The release noted that, “On March 28, 2014, the President released his Climate Action Plan ‘Strategy to Reduce Methane Emissions.’ The proposal calls on the USDA, DOE, and EPA to develop a plan in the coming weeks that would reduce dairy sector methane greenhouse gas (GHG) emissions by 25 percent by 2020. If this plan leads to heavy-handed regulations or mandatory guidelines, farmers and ranchers would likely face a steep increase in production costs. Currently, EPA is prevented from regulating GHG emissions associated with livestock production through an annual appropriations rider that expires at the end of each fiscal year.”



Timothy Cama reported yesterday at The Hill’s Energy Blog that, “Rep. Peter Welch (D-Vt.) urged his colleagues to remove a corn-based ethanol mandate from the Renewable Fuel Standard (RFS), saying the mandate hurts a diverse range of people and businesses including farmers, small engine users and restaurants.”



Reuters writer Rod Nickel reported yesterday that, “Three Canadian grain handlers said this week that they will expand facilities to handle the country’s crops, after a record-smashing harvest overwhelmed the transportation system.”

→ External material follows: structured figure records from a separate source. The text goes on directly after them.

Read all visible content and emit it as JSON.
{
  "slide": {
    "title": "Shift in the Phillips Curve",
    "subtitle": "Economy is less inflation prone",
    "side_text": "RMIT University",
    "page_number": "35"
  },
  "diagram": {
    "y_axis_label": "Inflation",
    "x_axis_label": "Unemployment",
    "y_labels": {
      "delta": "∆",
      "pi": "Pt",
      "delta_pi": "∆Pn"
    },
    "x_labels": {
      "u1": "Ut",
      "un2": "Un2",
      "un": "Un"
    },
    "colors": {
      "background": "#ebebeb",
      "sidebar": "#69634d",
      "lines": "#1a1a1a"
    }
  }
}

And a news release yesterday from the American Soybean Association (ASA) noted that, “The [ASA] emphasized the importance of addressing rail service issues and their negative impacts on soybean growers, at a public hearing before the Surface Transportation Board on Thursday.”

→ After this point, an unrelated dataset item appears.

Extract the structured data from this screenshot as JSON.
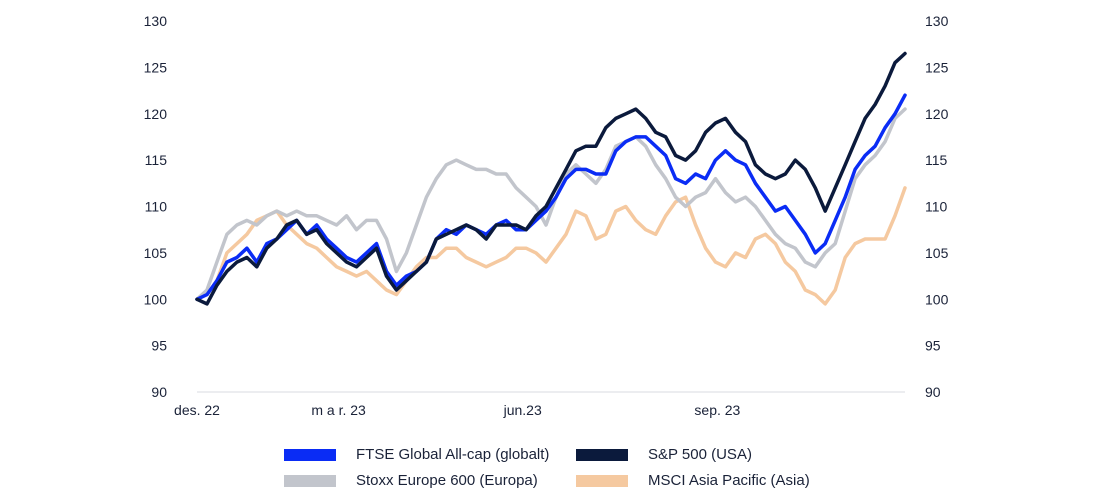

An update yesterday from the National Farmers Union (NFU) indicated that, “Today [NFU] President Roger Johnson testified before the U.S. Surface Transportation Board (STB) at a public hearing on service problems in the U.S. rail network. South Dakota Farmers Union member DuWayne Bosse is also scheduled to testify, and Montana Farmers Union and North Dakota Farmers Union submitted written testimony to the STB.”

And a news update yesterday from Sen. John Thune (R., S.D.) stated that, “Following the increased number of South Dakota shippers experiencing significantly reduced rail service, [Sen. Thune], Ranking Member of the Senate Committee on Commerce, Science, and Transportation and a member of the Senate Agriculture Committee, today delivered remarks at a hearing before the Surface Transportation Board (STB) regarding the impact the disruptions in rail service have had on South Dakota farmers, ethanol producers, and other small business owners who relying on rail service.”